Recevoir un courrier peut profondément modifier le programme de la journée, de la semaine, du mois. Dans les pays arabes, le temps est une régularité changeante. Le calendrier est mobile, les dates du Ramadan aussi. Le temps n’est pas un repère absolu. Cela n’empêche pas la structuration, puisque le temps des prières est régulier, ainsi que leur nombre ; mais elles n’ont pas lieu à la même heure.

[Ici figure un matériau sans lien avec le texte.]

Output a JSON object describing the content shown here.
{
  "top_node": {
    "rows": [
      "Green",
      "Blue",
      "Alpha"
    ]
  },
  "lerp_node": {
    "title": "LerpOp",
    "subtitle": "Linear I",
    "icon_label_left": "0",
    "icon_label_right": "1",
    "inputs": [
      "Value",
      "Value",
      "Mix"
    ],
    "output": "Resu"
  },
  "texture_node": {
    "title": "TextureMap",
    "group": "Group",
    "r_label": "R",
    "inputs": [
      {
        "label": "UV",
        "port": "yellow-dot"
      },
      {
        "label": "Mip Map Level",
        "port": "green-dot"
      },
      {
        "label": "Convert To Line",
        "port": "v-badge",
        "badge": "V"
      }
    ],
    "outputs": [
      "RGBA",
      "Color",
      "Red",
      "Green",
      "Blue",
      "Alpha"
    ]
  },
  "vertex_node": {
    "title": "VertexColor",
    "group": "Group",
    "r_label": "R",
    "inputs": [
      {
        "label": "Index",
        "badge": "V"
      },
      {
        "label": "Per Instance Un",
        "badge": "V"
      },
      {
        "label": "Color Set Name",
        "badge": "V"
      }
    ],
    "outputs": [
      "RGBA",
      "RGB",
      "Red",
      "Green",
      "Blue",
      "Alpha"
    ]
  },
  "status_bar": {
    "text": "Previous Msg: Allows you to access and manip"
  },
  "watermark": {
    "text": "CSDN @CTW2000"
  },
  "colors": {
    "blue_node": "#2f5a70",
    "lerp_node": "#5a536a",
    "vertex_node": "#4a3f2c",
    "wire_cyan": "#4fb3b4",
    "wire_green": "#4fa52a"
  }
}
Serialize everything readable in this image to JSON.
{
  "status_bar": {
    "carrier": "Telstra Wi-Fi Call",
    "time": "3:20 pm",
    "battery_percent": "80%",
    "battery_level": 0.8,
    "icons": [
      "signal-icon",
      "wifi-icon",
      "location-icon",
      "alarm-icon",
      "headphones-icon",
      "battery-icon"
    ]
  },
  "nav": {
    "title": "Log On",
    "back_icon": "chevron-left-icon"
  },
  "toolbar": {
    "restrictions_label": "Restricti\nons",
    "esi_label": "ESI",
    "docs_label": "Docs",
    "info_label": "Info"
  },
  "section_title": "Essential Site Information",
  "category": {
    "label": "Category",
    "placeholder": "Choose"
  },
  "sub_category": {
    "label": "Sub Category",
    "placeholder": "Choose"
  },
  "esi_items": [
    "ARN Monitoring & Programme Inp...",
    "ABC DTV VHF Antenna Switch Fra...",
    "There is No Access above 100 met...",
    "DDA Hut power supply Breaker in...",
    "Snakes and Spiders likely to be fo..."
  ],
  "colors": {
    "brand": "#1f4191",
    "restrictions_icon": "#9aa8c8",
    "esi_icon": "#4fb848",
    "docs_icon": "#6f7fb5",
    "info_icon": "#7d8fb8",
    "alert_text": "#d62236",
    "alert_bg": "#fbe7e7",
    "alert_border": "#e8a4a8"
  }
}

c. 2. Le temps d’attente - de réalisation - de réaction

- Le temps d’attente

Les idées sur le temps d’attente normal et sur celui qui nécessite des excuses, comme chacun en a l’expérience, peut varier de 5 minutes à une journée et plus.

- Le temps de réalisation

Le temps entre la prise de décision d’une action et sa réalisation varie également.

- Le temps de réaction

En Occident, la réaction à une menace, une offense, une injustice est très rapide, ailleurs elle peut prendre plusieurs mois ou années. Les Occidentaux pensent en général qu’il ne se passe rien quand rien n’arrive ouvertement. Dans beaucoup de cultures les gens réfléchissent longuement avant de se décider, ou ils attendent qu’un consensus s’établisse.

Activité 6 :

Réfléchis à ta propre culture. Selon toi est-elle :
1. plutôt encline au langage directe et explicite ou au langage indirect et implicite ?
2. plutôt de haute ou de basse contextualité ?
3. plutôt monochrone ou polychrone ?

Réfléchis à la culture du pays où tu vas accomplir ta mobilité étudiante., essaie de voir si tu as les éléments de connaissance nécessaires pour répondre aux mêmes questions. Si ce n’est pas le cas, documente-toi pour pouvoir y répondre.
Schématise tes réponses dans ce tableau

 

Langage direct/explicite

Langage indirect/implicite

Basse contextualité

Haute contextualité

Monochrone

Polychrone

Ta culture d’origine

 

 

 

 

 

 

La future culture d’accueil

 

 

 

 

 

 

d. Les distances

Selon Hall (1976), la perception de l’espace est dynamique, parce qu’elle est liée à l’action – à ce qui peut être accompli dans un espace donné – plutôt qu’à ce qui peut être vu dans une contemplation passive. Ces différentes distances ne sont pas toujours faciles à comprendre parce que la plupart des mécanismes liés à la saisie des distances se produisent inconsciemment. C’est ainsi que, par exemple, la perception de la chaleur corporelle d’autrui permettra de marquer la frontière entre espaces intimes et non intimes.
Chez l’homme, les distances selon la « proxémie » de Hall peuvent se classer ainsi :

  • L’intime
  • Le personnel
  • Le social
  • Le public

 

Les ‘mesures’ exactes de chaque type et la place des limites correspondantes varient selon la culture.

 

e. Le langage corporel

Hall (1976) nous rappelle qu’un message est composée par :

  • 7% contenu (mots)
  • 55 % mimiques et gestes
  • 38 % intonation

Le non verbal est donc très important, plus encore dans la communication interculturelle, quand nous manque une langue en commun. Ainsi pour ces fonctions  spécifiques :

  • Former des impressions (donner de la crédibilité, définir et limiter)
  • Donner un sens au niveau affectif

Le non verbal est constitué par des éléments divers :

  • Distance
  • Toucher, contact
  • Mimiques et gestes (ex. mains, visage, yeux,…)
  • Gestes auditifs (ex. le silence)

Le langage corporel fonctionne dans un contexte très large. Il y a des différences culturelles générales. Mais il y a aussi des différences spécifiques selon les organisations : un drapeau national dans le bureau d’une entreprise américaine, la photo du président durant sa visite à l’entreprise... On doit aussi tenir compte du comportement accidentel : quelqu’un qui se sent malade (grippe) ou qui vient d’apprendre une mauvaise nouvelle se comporte différemment que quelqu’un qui est sur le point de partir en vacances.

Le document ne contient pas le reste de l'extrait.